La première production de plasma, essentielle pour la fusion, qui était initialement prévue pour 2025, est maintenant reportée à 2033 au plus tôt. Les retards et les réparations de pièces défectueuses entraîneront des surcoûts estimés actuellement à cinq milliards d'euros. La nouvelle échéance pour la production d'énergie magnétique complète est fixée à 2036, au lieu de 2033 comme prévu dans le calendrier initial de 2016.

En juin 2024, le conseil d'administration a approuvé la poursuite du projet selon ce nouveau calendrier, comme l'a indiqué le directeur.
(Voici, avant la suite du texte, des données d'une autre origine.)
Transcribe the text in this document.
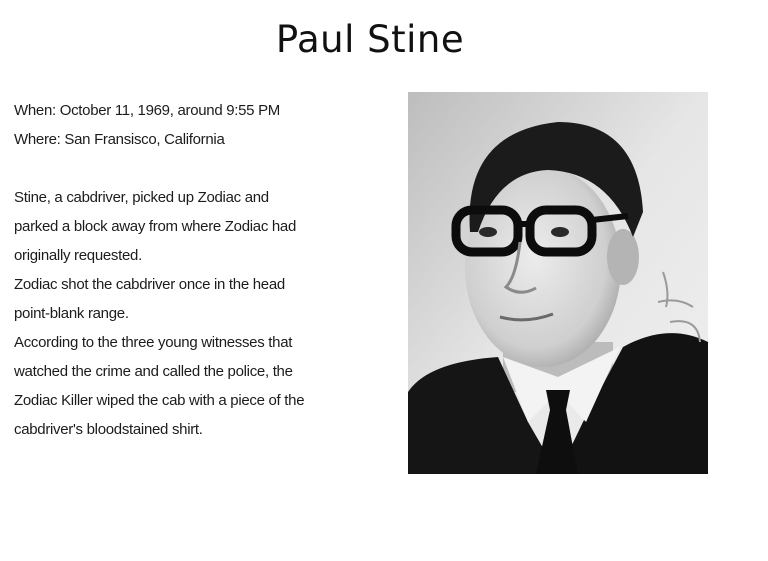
Paul Stine

When: October 11, 1969, around 9:55 PM

Where: San Fransisco, California

Stine, a cabdriver, picked up Zodiac and parked a block away from where Zodiac had originally requested.

Zodiac shot the cabdriver once in the head point-blank range.

According to the three young witnesses that watched the crime and called the police, the Zodiac Killer wiped the cab with a piece of the cabdriver's bloodstained shirt.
Le conseil doit encore se prononcer sur la demande de financements supplémentaires s'élevant à cinq milliards d'euros.

Certaines associations émettent des réserves quant au programme ITER. Elles soulignent que les objectifs à très long terme de la recherche sur la fusion nucléaire ne répondent pas aux questions énergétiques et environnementales qui se posent aujourd’hui. Selon ces associations, il serait possible d’utiliser les fonds employés à d’autres fins, notamment dans le secteur des énergies renouvelables.

Afin de remettre le coût du projet en perspective, rappelons que la facture énergétique européenne dépasse chaque année les 400 milliards d’euros.

Site de Cadarache

ITER est actuellement en cours de construction sur le site de Cadarache. Le choix du site a été négocié entre les divers pays contributeurs.
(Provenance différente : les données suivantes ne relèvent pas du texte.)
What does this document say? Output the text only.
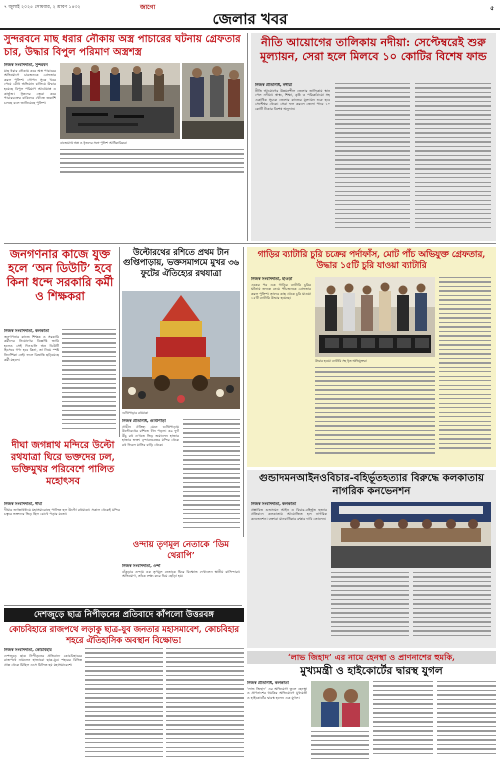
৭ জুলাই ২০২৫ সোমবার, ২ শ্রাবণ ১৪৩২	জাগো
জেলার খবর
৫
সুন্দরবনে মাছ ধরার নৌকায় অস্ত্র পাচারের ঘটনায় গ্রেফতার চার, উদ্ধার বিপুল পরিমাণ অস্ত্রশস্ত্র
নিজস্ব সংবাদদাতা, সুন্দরবন
মাছ ধরার নৌকায় করে অস্ত্র পাচারের অভিযোগে চারজনকে গ্রেফতার করল পুলিশ। গোপন সূত্রে খবর পেয়ে যৌথ অভিযান চালিয়ে উদ্ধার হয়েছে বিপুল পরিমাণ আগ্নেয়াস্ত্র ও কার্তুজ। ধৃতদের জেরা করে পাচারচক্রের বাকিদের খোঁজে তল্লাশি চলছে বলে জানিয়েছে পুলিশ।
বাজেয়াপ্ত অস্ত্র ও ধৃতদের সঙ্গে পুলিশ আধিকারিকরা
নীতি আয়োগের তালিকায় নদীয়া: সেপ্টেম্বরেই শুরু মূল্যায়ন, সেরা হলে মিলবে ১০ কোটির বিশেষ ফান্ড
নিজস্ব প্রতিনিধি, নদীয়া
নীতি আয়োগের উন্নয়নশীল জেলার তালিকায় স্থান পেল নদীয়া। স্বাস্থ্য, শিক্ষা, কৃষি ও পরিকাঠামো সহ একাধিক সূচকে জেলার কাজের মূল্যায়ন শুরু হবে সেপ্টেম্বর থেকে। সেরা ফল করলে জেলা পাবে ১০ কোটি টাকার বিশেষ অনুদান।
জনগণনার কাজে যুক্ত হলে ‘অন ডিউটি’ হবে কিনা ধন্দে সরকারি কর্মী ও শিক্ষকরা
নিজস্ব সংবাদদাতা, কলকাতা
জনগণনার কাজে শিক্ষক ও সরকারি কর্মীদের নিয়োগের বিজ্ঞপ্তি জারি হলেও সেই দিনগুলি অন ডিউটি হিসেবে গণ্য হবে কিনা, তা নিয়ে স্পষ্ট নির্দেশিকা নেই। ফলে বিভ্রান্তি ছড়িয়েছে কর্মী মহলে।
উল্টোরথের রশিতে প্রথম টান গুপ্তিপাড়ায়, ভক্তসমাগমে মুখর ৩৬ ফুটের ঐতিহ্যের রথযাত্রা
গুপ্তিপাড়ার রথযাত্রা
নিজস্ব প্রতিনিধি, গুপ্তিপাড়া
প্রাচীন ঐতিহ্য মেনে গুপ্তিপাড়ায় উল্টোরথের রশিতে টান পড়ল। ৩৬ ফুট উঁচু রথ দেখতে ভিড় জমালেন হাজার হাজার ভক্ত। বৃন্দাবনচন্দ্রের মন্দির থেকে রথ ফিরল মাসির বাড়ি থেকে।
দীঘা জগন্নাথ মন্দিরে উল্টো রথযাত্রা ঘিরে ভক্তদের ঢল, ভক্তিমুখর পরিবেশে পালিত মহোৎসব
নিজস্ব সংবাদদাতা, দীঘা
দীঘার জগন্নাথধামে মহাসমারোহে পালিত হল উল্টো রথযাত্রা। সকাল থেকেই মন্দির চত্বরে ভক্তদের ভিড় ছিল চোখে পড়ার মতো।
ওন্দায় তৃণমূল নেতাকে ‘ডিম থেরাপি’
নিজস্ব সংবাদদাতা, ওন্দা
বাঁকুড়ার ওন্দায় এক তৃণমূল নেতাকে ঘিরে বিক্ষোভ দেখালেন স্থানীয় বাসিন্দারা। অভিযোগ, তাঁকে লক্ষ্য করে ডিম ছোঁড়া হয়।
গাড়ির ব্যাটারি চুরি চক্রের পর্দাফাঁস, মোট পাঁচ অভিযুক্ত গ্রেফতার, উদ্ধার ১৫টি চুরি যাওয়া ব্যাটারি
নিজস্ব সংবাদদাতা, হাওড়া
একের পর এক গাড়ির ব্যাটারি চুরির ঘটনায় তদন্তে নেমে পাঁচজনকে গ্রেফতার করল পুলিশ। তাদের কাছ থেকে চুরি যাওয়া ১৫টি ব্যাটারি উদ্ধার হয়েছে।
উদ্ধার হওয়া ব্যাটারি সহ ধৃত অভিযুক্তরা
গুন্ডাদমনআইনওবিচার-বহির্ভূতহত্যার বিরুদ্ধে কলকাতায় নাগরিক কনভেনশন
নিজস্ব সংবাদদাতা, কলকাতা
প্রস্তাবিত গুন্ডাদমন আইন ও বিচার-বহির্ভূত হত্যার প্রতিবাদে কলকাতায় আয়োজিত হল নাগরিক কনভেনশন। বক্তারা মানবাধিকার রক্ষার দাবি তোলেন।
দেশজুড়ে ছাত্র নিপীড়নের প্রতিবাদে কাঁপলো উত্তরবঙ্গ
কোচবিহারে রাজপথে লড়াকু ছাত্র-যুব জনতার মহাসমাবেশ, কোচবিহার শহরে ঐতিহাসিক অবস্থান বিক্ষোভ!
নিজস্ব সংবাদদাতা, কোচবিহার
দেশজুড়ে ছাত্র নিপীড়নের প্রতিবাদে কোচবিহারের রাজপথে নামলেন হাজারো ছাত্র-যুব। শহরের বিভিন্ন প্রান্ত থেকে মিছিল এসে মিলিত হয় মহাসমাবেশে।
‘লাভ জিহাদ’ এর নামে হেনস্থা ও প্রাণনাশের হুমকি,
মুখ্যমন্ত্রী ও হাইকোর্টের দ্বারস্থ যুগল
নিজস্ব প্রতিনিধি, কলকাতা
‘লাভ জিহাদ’ এর অভিযোগ তুলে হেনস্থা ও প্রাণনাশের হুমকির অভিযোগে মুখ্যমন্ত্রী ও হাইকোর্টের দ্বারস্থ হলেন এক যুগল।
Quatre sites de construction avaient été proposés :

  • Cadarache, dans la région Provence-Alpes-Côte d'Azur (PACA), en France ;
  • Clarington, dans l'Ontario au Canada ;
  • Rokkasho-Mura, au nord de l'île Honshu au Japon ;
  • Vandellos, en Espagne.

C’est à Moscou, en 2005, que le choix des pays membres s’est arrêté sur le site français.

Les enjeux en termes d’emplois sont importants. Plus d'un millier de personnes sont employés sur le site ITER, un chiffre qui pourrait atteindre 5 000 personnes au plus fort de l'activité de construction selon les porteurs du projet.